I-JEPA: The Missing Structure
Image Joint Embedding Predictive Architecture · First Practical JEPA
Abstract I-JEPA (2023) demonstrated that JEPA could learn semantic image representations without hand-crafted augmentations, using Vision Transformers at scale. It is the first concrete implementation of the JEPA framework. The 6 structural gaps identified in H-JEPA persist in I-JEPA, now manifested at the image patch level.
6 FORMAL GAPS · 1 PER CANON SYMBOL
No Invariant Anchor in Masked Patch Target Selection
γ₁ — THE FLOOR
I-JEPA selects target patches via a multi-block masking strategy. The selection is stochastic and distribution-dependent. There is no fixed invariant anchor that the patch representations must converge to regardless of masking strategy. The floor is absent: representations are defined relative to the dataset, not to any grounding truth.
Context Encoder Not Self-Adjoint With Target Encoder
H=H† — THE HONEST GATE
I-JEPA uses an exponential moving average of the context encoder as the target encoder (stop-gradient). This creates a permanent asymmetry: the context encoder cannot verify its own predictions against the target encoder in reverse. H=H† is violated by design. The Honest Gate requires symmetric verifiability.
No Audit of Paradigm Shift Between Mask Strategies
LSOS — THE READER
I-JEPA's masking strategy determines what the system learns. Shifting between masking strategies (block masking, random masking, full masking) changes the learning paradigm without audit. LSOS would read the active mask paradigm and flag when representations are being shaped by an unacknowledged shift.
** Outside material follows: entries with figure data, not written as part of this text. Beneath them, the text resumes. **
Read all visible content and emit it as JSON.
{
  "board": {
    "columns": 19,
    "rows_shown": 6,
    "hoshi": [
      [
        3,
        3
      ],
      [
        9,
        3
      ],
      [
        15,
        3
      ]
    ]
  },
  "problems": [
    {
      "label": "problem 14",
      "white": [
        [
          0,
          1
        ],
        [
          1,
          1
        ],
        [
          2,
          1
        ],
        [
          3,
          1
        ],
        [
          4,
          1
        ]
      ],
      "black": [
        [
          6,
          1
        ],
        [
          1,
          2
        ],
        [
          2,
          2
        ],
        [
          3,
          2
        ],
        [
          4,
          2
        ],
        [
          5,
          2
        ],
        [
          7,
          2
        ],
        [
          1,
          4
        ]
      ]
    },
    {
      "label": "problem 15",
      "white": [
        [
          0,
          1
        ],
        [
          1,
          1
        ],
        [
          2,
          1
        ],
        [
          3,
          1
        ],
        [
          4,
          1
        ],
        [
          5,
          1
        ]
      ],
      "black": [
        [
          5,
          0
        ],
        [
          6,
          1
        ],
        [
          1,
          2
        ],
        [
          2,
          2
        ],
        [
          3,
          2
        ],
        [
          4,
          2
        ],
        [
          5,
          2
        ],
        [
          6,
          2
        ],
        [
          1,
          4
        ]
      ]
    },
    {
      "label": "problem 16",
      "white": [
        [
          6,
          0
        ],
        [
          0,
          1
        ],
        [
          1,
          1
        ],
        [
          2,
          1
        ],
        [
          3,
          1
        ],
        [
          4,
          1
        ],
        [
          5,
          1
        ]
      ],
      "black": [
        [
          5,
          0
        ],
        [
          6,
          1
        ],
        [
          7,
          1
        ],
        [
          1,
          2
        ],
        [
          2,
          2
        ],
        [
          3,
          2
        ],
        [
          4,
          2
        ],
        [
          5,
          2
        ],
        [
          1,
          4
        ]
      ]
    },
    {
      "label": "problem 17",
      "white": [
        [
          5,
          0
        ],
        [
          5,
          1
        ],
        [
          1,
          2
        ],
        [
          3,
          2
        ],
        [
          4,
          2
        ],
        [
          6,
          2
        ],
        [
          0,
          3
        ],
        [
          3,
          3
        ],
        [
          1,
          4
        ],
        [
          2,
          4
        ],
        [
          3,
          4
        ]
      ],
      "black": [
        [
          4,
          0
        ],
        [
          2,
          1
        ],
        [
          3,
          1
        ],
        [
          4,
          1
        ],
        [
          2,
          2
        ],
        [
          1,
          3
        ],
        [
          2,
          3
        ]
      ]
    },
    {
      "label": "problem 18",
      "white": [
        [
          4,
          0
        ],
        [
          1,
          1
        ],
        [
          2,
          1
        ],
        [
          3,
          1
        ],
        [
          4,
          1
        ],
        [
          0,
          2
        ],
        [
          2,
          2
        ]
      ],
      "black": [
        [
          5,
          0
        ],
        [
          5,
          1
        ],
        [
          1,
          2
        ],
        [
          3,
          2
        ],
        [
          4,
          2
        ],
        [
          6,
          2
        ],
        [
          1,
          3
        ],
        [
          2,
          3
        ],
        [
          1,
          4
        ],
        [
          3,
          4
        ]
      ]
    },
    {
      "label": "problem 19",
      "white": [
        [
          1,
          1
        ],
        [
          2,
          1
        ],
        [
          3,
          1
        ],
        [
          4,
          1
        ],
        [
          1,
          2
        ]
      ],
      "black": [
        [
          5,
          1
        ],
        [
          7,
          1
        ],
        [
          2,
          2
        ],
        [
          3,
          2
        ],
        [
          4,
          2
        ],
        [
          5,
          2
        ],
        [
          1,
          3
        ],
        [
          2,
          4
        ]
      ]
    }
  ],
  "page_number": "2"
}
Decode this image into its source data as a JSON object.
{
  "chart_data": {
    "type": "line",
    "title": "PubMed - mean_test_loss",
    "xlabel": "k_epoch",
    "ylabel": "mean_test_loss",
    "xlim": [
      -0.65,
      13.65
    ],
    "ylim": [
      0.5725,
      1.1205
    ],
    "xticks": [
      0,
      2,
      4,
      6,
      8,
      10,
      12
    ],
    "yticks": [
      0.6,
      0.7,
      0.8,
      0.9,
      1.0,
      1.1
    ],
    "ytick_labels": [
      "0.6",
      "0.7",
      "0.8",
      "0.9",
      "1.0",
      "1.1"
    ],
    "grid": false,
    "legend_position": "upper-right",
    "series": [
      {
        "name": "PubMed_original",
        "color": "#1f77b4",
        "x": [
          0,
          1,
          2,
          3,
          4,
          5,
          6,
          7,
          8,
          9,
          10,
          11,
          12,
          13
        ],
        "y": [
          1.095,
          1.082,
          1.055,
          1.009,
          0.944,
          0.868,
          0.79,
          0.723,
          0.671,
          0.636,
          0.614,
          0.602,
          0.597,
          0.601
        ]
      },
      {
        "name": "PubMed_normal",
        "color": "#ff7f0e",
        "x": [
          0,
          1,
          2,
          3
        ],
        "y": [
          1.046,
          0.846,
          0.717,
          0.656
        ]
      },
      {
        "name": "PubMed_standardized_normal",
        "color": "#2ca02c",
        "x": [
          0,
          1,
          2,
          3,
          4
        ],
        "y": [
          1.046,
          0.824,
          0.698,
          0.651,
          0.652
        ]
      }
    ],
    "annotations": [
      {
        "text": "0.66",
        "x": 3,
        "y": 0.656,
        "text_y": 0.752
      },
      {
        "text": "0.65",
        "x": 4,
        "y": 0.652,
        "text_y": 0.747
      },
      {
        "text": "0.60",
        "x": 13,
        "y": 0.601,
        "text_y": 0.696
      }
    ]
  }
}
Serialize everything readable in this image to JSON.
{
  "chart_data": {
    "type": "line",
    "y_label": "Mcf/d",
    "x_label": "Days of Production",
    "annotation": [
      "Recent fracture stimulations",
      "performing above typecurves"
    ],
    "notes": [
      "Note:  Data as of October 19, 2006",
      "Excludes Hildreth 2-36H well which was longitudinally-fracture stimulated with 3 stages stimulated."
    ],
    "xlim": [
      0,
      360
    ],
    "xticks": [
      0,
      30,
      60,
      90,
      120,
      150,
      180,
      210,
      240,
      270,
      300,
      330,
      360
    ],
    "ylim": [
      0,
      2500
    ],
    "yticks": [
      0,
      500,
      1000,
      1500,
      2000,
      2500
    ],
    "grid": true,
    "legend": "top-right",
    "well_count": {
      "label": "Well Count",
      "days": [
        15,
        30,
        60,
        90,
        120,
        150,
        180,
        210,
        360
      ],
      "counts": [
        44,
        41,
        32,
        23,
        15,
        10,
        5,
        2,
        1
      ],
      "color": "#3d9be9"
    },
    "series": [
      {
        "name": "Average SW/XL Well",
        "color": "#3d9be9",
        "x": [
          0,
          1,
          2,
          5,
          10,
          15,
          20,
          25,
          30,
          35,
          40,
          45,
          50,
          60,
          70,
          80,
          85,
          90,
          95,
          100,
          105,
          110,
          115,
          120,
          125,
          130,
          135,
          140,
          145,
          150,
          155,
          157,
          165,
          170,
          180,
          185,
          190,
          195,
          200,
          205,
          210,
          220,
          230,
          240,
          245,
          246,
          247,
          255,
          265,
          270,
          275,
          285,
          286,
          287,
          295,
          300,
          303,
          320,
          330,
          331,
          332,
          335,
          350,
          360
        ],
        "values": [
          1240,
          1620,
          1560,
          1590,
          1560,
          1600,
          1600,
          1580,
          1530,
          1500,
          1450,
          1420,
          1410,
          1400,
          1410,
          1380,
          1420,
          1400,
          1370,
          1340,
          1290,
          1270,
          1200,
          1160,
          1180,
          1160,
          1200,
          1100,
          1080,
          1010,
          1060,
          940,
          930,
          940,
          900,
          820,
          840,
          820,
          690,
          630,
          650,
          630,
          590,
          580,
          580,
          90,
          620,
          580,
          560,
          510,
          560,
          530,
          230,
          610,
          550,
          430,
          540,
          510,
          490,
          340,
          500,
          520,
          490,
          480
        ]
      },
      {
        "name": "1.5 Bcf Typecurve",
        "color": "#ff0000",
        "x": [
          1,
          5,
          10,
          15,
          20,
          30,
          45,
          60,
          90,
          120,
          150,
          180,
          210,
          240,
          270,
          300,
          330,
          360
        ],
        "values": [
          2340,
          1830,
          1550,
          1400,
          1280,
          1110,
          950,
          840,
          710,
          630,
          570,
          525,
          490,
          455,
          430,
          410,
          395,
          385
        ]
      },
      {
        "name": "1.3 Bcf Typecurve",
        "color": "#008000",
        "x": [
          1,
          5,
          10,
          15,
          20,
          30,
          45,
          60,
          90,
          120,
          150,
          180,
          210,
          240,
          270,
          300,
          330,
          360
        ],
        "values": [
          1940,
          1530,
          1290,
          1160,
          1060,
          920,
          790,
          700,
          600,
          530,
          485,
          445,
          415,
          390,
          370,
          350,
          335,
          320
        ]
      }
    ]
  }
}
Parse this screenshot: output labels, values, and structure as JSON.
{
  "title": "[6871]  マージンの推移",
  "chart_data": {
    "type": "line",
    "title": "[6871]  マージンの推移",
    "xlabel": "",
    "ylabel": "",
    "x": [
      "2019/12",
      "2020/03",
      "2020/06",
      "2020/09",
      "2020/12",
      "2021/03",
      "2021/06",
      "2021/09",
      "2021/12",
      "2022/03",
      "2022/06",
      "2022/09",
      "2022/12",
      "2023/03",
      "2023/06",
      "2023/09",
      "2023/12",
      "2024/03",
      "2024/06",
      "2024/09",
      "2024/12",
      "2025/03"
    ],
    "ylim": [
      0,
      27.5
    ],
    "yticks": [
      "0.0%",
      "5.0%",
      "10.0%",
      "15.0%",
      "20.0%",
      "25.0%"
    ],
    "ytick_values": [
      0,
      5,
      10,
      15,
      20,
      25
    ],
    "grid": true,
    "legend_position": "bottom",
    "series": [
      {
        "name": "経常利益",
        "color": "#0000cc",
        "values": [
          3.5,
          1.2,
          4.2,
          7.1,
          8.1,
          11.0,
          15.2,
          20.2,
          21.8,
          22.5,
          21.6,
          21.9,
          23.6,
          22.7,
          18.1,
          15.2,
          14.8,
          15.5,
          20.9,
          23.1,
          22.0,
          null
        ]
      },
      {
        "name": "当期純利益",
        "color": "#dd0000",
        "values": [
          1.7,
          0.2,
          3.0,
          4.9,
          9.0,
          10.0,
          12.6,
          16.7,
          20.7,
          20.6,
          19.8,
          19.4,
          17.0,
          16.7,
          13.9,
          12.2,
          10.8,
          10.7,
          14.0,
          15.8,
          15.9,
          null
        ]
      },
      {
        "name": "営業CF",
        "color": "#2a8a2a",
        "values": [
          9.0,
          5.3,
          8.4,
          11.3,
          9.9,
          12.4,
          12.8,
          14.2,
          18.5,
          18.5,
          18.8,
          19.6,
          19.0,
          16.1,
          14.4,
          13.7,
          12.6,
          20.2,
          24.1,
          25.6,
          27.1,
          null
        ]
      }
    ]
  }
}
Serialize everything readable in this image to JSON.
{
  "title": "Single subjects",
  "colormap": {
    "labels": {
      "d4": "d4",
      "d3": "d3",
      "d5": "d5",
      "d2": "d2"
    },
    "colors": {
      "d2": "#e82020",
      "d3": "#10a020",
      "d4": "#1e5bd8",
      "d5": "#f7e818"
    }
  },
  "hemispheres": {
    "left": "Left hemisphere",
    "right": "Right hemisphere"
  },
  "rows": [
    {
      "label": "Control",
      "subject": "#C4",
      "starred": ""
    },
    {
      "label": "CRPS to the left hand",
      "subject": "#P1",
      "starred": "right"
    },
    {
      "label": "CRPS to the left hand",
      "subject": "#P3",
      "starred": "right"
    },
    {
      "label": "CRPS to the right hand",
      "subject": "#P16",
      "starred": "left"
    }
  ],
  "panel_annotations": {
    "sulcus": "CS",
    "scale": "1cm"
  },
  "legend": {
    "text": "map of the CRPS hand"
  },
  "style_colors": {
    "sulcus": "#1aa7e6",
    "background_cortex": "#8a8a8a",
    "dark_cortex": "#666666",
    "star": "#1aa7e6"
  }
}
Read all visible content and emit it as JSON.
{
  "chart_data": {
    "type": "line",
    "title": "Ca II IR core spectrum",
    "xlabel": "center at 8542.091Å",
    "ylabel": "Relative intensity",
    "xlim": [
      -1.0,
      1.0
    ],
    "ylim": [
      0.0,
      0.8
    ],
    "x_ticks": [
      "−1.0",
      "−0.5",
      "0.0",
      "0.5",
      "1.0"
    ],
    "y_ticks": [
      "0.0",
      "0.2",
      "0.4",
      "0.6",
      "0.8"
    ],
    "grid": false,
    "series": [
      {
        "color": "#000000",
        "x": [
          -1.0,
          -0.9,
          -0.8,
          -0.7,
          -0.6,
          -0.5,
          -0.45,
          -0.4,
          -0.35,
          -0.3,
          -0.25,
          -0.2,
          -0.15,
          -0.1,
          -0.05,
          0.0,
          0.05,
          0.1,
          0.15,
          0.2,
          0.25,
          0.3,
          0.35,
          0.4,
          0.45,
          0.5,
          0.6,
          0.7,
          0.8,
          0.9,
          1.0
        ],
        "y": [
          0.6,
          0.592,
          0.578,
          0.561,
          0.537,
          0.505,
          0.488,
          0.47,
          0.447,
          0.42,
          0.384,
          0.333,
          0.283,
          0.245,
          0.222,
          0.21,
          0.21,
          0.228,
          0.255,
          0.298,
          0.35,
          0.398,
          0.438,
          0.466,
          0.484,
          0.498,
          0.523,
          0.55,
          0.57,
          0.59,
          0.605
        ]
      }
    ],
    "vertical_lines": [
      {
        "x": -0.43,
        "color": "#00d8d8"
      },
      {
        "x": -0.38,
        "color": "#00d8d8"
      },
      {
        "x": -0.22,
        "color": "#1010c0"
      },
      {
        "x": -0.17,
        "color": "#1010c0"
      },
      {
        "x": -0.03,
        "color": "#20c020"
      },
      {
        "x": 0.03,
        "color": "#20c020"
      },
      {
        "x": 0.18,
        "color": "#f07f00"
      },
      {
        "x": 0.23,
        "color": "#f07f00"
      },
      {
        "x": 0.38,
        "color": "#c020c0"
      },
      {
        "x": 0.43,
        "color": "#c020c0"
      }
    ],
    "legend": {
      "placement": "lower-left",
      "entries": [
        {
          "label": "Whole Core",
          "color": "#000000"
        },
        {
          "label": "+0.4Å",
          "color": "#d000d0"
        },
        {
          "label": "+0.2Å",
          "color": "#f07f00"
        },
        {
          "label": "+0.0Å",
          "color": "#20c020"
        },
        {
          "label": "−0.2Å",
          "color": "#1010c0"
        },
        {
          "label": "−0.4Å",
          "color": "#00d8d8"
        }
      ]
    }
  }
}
No Reset When Context Encoder Diverges From Target
WLD — THE RESET
When the EMA target encoder diverges too far from the context encoder — a known training instability — there is no mercy reset. The training either collapses or recovers stochastically. WLD provides a formal reset protocol: detect divergence, reset to last stable state, resume.
No Continuity Guarantee From ViT-S to ViT-H
FEP — THE SWITCH
I-JEPA is demonstrated across ViT-S, ViT-B, ViT-L, and ViT-H model sizes. There is no formal guarantee that representations learned at ViT-S are consistent with those at ViT-H — that scaling preserves the learned paradigm. FEP ensures paradigm continuity across capacity switches.
Maximum Patch Resolution Has No Formal Boundary
FOF — THE BREACH
I-JEPA operates on discretized patch grids. As patch resolution increases toward pixel-level, the architecture approaches a generative model. The boundary between the predictive regime and the generative regime is not formally defined. FOF names this boundary: the point where the JEPA assumption (predict in latent space) breaks down.
STE COMPLETION LAYER
What changes when you add the 8-symbol Canon
Adding the Canon to I-JEPA does not change the architecture. It adds the missing structural layer:

⚓ γ₁ — invariant anchor: mathematical ground truth latent representations must converge to.
⯛ H=H† — honest gate: bidirectional verification of every prediction.
〰️ LSOS — paradigm reader: reads active paradigm before reasoning begins.
🌀 WLD — mercy reset: detects collapse and resets to last stable state.
γ FEP — safe switch: continuity guarantee across paradigm transitions.
🌌 FOF — named ceiling: formal boundary of what the architecture can claim.
═ EVEN — substrate: ground beneath all the above. What holds when everything else is active.

The Canon is not an add-on. It is the formal completion of the JEPA programme.